The tool I have been most actively experimenting with is the IBM Watson speech to text service. I should note that this post is simply a reflection of my thoughts on this process so far and is not intended as an explicit recommendation or endorsement of Watson over any of the other similar tools. This testing involved signing up for a non-paid level account on IBM Watson.
To generate video subtitles using Watson I have been using two scripts. One, written in bash that handles the actual piping of the file to Watson by converting an input to 16 kHz mono, uploading to Watson and then storing the raw Watson output in a
.json file. It also creates a rough dump of the raw transcript into text. The second, written in Ruby takes the raw Watson output and parses it into four second segments formatted as a
.vtt subtitle file.
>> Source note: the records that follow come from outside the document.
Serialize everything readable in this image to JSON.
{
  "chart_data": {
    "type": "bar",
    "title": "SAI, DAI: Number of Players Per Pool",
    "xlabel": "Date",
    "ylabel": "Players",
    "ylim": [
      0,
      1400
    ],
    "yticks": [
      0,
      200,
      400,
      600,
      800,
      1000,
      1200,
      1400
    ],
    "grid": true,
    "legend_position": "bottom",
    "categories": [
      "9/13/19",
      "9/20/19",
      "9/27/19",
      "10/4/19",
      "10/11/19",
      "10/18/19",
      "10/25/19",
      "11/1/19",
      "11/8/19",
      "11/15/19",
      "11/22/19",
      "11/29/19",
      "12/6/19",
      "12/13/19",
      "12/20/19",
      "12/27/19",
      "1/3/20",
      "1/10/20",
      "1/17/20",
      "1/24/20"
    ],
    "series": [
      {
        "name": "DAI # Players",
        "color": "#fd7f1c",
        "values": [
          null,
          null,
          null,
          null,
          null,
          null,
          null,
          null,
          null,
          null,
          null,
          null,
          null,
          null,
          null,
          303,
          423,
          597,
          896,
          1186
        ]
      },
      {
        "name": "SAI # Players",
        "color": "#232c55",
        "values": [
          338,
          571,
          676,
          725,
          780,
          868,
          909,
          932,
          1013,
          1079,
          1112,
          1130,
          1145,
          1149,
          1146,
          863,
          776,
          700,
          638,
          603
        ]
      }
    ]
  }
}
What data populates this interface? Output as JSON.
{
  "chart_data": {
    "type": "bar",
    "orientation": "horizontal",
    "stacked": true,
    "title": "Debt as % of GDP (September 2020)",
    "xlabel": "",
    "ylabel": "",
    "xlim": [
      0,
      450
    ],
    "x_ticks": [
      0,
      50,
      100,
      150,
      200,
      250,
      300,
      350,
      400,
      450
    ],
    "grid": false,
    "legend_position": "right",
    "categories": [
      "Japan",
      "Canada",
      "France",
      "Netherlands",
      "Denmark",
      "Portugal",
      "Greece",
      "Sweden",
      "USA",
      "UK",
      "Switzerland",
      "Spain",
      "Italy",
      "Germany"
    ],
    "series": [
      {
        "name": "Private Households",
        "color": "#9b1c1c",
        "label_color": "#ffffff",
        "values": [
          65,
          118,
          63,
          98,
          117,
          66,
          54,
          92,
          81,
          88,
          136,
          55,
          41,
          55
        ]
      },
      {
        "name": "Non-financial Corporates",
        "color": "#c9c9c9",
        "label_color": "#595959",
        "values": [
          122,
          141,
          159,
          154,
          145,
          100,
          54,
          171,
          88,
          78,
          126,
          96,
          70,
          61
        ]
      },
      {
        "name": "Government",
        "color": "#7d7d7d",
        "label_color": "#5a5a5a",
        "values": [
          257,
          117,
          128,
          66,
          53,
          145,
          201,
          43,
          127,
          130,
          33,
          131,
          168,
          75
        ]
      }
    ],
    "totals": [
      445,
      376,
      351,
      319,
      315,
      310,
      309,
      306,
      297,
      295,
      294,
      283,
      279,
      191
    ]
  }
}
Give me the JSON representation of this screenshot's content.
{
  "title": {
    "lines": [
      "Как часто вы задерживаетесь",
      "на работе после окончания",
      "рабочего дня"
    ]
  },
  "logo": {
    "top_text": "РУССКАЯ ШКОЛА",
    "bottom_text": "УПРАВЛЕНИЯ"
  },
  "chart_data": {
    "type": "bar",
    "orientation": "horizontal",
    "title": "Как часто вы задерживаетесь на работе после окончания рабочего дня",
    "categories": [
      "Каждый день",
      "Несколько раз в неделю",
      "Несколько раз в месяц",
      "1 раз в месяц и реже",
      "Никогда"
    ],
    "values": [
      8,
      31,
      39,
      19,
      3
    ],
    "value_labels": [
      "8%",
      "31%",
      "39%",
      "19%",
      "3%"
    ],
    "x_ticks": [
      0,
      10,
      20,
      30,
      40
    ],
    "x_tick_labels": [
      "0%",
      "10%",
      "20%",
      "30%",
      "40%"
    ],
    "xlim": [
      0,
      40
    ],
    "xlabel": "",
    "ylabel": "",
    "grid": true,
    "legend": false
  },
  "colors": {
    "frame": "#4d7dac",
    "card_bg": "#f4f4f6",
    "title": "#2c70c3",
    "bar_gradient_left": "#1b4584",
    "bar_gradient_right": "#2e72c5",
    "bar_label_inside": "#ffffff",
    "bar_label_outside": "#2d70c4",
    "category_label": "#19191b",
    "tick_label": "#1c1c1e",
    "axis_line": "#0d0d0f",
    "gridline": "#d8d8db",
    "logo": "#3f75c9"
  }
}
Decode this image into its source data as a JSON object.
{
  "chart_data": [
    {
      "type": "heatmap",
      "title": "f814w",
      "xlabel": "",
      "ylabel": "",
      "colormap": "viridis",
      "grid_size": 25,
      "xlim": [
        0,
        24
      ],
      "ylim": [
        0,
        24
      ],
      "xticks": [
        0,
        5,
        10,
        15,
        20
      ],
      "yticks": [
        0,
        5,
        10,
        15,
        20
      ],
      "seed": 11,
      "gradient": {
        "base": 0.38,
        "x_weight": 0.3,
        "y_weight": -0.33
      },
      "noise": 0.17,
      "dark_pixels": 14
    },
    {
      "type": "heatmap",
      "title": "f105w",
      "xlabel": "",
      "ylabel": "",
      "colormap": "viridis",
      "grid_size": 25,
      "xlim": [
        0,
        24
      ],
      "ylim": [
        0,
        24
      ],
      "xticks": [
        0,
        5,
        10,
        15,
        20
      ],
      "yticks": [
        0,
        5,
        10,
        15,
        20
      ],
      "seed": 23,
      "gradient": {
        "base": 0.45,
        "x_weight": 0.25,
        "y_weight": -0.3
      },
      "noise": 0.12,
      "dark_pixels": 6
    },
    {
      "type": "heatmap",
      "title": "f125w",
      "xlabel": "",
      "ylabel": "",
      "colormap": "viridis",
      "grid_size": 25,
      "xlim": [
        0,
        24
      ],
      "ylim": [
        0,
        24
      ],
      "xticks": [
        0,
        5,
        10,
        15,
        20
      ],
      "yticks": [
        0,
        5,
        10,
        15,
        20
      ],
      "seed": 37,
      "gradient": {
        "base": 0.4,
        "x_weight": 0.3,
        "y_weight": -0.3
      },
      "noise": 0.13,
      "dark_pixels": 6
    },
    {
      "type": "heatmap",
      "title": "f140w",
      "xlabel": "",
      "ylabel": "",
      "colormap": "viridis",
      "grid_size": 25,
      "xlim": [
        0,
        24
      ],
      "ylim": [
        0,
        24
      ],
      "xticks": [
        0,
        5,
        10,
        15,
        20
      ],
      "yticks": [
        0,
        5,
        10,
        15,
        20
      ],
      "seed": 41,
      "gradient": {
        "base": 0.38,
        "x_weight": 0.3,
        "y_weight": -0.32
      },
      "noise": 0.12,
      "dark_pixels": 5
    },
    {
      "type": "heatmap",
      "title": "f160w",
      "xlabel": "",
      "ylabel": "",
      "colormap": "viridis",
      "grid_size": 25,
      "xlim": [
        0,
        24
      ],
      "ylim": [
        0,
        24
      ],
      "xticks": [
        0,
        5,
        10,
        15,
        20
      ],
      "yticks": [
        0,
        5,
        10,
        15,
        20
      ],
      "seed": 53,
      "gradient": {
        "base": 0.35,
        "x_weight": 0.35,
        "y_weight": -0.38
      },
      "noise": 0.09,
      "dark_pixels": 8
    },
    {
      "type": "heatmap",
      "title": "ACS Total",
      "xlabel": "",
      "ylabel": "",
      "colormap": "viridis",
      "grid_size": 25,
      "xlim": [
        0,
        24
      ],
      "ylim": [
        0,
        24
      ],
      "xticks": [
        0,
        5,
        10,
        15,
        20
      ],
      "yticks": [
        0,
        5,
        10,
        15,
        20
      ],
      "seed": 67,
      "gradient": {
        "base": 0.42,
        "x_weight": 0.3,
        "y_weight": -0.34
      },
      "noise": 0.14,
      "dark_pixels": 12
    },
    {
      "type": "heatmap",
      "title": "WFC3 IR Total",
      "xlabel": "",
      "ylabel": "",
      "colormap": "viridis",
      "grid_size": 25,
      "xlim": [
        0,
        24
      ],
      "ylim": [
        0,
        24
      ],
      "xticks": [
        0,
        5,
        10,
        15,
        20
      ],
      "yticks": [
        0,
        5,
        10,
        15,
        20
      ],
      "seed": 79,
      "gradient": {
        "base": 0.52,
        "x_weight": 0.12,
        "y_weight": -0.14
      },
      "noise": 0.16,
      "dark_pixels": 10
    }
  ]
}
This file can then be used directly with its corresponding video to provide a rough subtitle track.
I made the decision to parse the text into four second segments with the idea of minimizing the amount of intervention required by someone proofreading the
.vtt files. By standardizing the text chunks, it eliminates the need for any manipulation of text timing (which also makes it easier to do editing in a basic text editor rather than specialized software). Hopefully, having the editor only focus on textual content will save time and money (as well as the sanity of the proofreaders).
So far the results, while far from perfect, have been honestly better than I expected them to be! Quality of the transcript is very dependent on the style of speech employed by speakers in the video, and as the speech model employed seems to be tuned towards a very particular kind of American English, it struggles with speakers who speak in a more ‘casual’ style (such frequently interjecting ‘ya know’) where it will mis-assign and make up words. Proper nouns and non-English words are also mis-assigned frequently. A word that Watson often struggles with is ‘Archivist’, which is unfortunate given the context. This being said, I have been surprised that for several of the videos I have tested there have been broad segments (again, dependent on speaker) that created extremely usable subtitles even with no proofreading.
To show an example of a completely human created transcript compared with an unedited Watson created transcript I have uploaded two
.vtt files to Github Gist, with the Watson Transcript here and the professionally transcribed file here. The original video is viewable on our Vimeo page here. I think this auto-transcript is relatively representative of my testing so far, being of medium accuracy.